Reviewed Jun 21, 2012
I think we can probably say that there are an unlimited number of WW II-related films such as the classic ones like The Guns of Navarone, The Dirty Dozen, A Bridge Too Far, Apocalypse Now and even the modern one such as Valkyrie. Why do so many films explore that theme? I think it’s because WW II is one of the very important moments in human history, both in terms of human rights violations, the atrocities of war and also taking account of those who must suffer as war casualties.
Although Saving Private Ryan is fictional ; nevertheless, in terms of history, thanks to technology, Steven Spielberg managed to bring back the horror that occurred on the D-Day, when Allied troops landed in Normandy on June 6, 1944. Honestly, in my opinion, this is Spielberg’s most violent films. With the jaw-dropping opening scene, the blood-bath was not sugar-coated at all, scene after scene presented with a handheld, shaky camera style, with a particular cold color tone, the ricocheting bullets, mortar explosions, the bloodbath, the combat casualties and so on really make the battle scenes seem realistic. All this further strengthens the moral message that for any reason, war is making everyone miserable.

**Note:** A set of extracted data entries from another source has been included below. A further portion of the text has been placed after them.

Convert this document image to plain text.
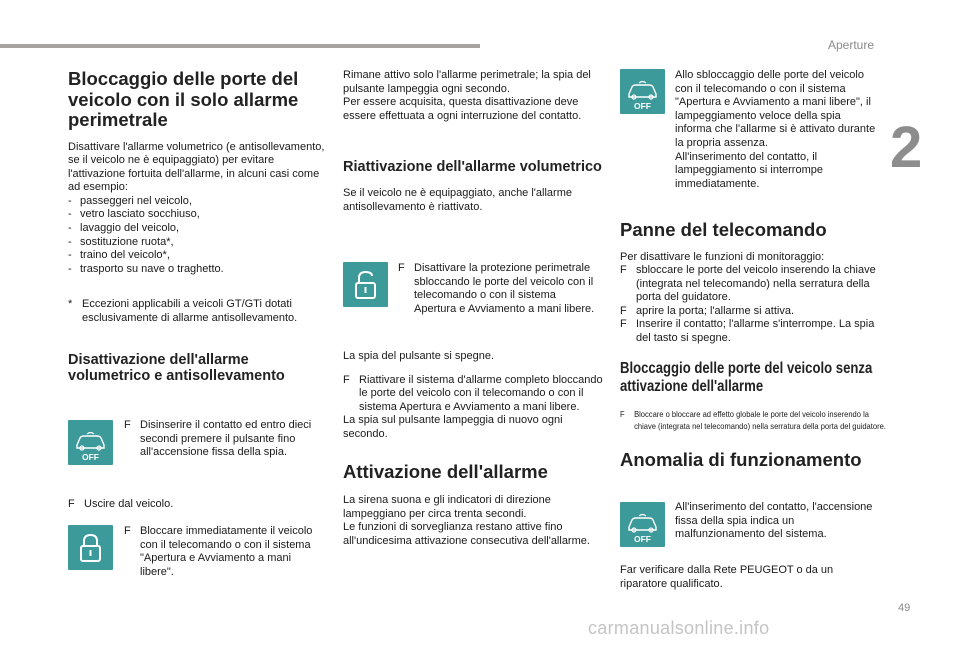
Aperture
2
Bloccaggio delle porte del veicolo con il solo allarme perimetrale

Disattivare l'allarme volumetrico (e antisollevamento, se il veicolo ne è equipaggiato) per evitare l'attivazione fortuita dell'allarme, in alcuni casi come ad esempio:

- passeggeri nel veicolo,
- vetro lasciato socchiuso,
- lavaggio del veicolo,
- sostituzione ruota*,
- traino del veicolo*,
- trasporto su nave o traghetto.
* Eccezioni applicabili a veicoli GT/GTi dotati esclusivamente di allarme antisollevamento.
Disattivazione dell'allarme volumetrico e antisollevamento
OFF
F Disinserire il contatto ed entro dieci secondi premere il pulsante fino all'accensione fissa della spia.
F Uscire dal veicolo.
F Bloccare immediatamente il veicolo con il telecomando o con il sistema "Apertura e Avviamento a mani libere".

Rimane attivo solo l'allarme perimetrale; la spia del pulsante lampeggia ogni secondo.
Per essere acquisita, questa disattivazione deve essere effettuata a ogni interruzione del contatto.

Riattivazione dell'allarme volumetrico

Se il veicolo ne è equipaggiato, anche l'allarme antisollevamento è riattivato.

F Disattivare la protezione perimetrale sbloccando le porte del veicolo con il telecomando o con il sistema Apertura e Avviamento a mani libere.

La spia del pulsante si spegne.

F Riattivare il sistema d'allarme completo bloccando le porte del veicolo con il telecomando o con il sistema Apertura e Avviamento a mani libere.

La spia sul pulsante lampeggia di nuovo ogni secondo.

Attivazione dell'allarme

La sirena suona e gli indicatori di direzione lampeggiano per circa trenta secondi.
Le funzioni di sorveglianza restano attive fino all'undicesima attivazione consecutiva dell'allarme.

OFF

Allo sbloccaggio delle porte del veicolo con il telecomando o con il sistema "Apertura e Avviamento a mani libere", il lampeggiamento veloce della spia informa che l'allarme si è attivato durante la propria assenza.
All'inserimento del contatto, il lampeggiamento si interrompe immediatamente.

Panne del telecomando

Per disattivare le funzioni di monitoraggio:

F sbloccare le porte del veicolo inserendo la chiave (integrata nel telecomando) nella serratura della porta del guidatore.
F aprire la porta; l'allarme si attiva.
F Inserire il contatto; l'allarme s'interrompe. La spia del tasto si spegne.
Bloccaggio delle porte del veicolo senza attivazione dell'allarme
F Bloccare o bloccare ad effetto globale le porte del veicolo inserendo la chiave (integrata nel telecomando) nella serratura della porta del guidatore.
Anomalia di funzionamento
OFF

All'inserimento del contatto, l'accensione fissa della spia indica un malfunzionamento del sistema.

Far verificare dalla Rete PEUGEOT o da un riparatore qualificato.

49
carmanualsonline.info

The core of this film, as its title bears, is actually very silly, the struggle of an American platoon led by Captain Miller (Tom Hanks) must take the danger to save the life of a soldier named Ryan (Matt Damon) from an area occupied by The Germans. Apart from the packaging of the war, the film is quite dramatic in terms of plot, the conflict of the characters in the film, including the excellent CGI work and cinematography. In regards to the Academy Award obtained, it seems fair to consider Saving Private Ryan as one of the best modern movies about WW II.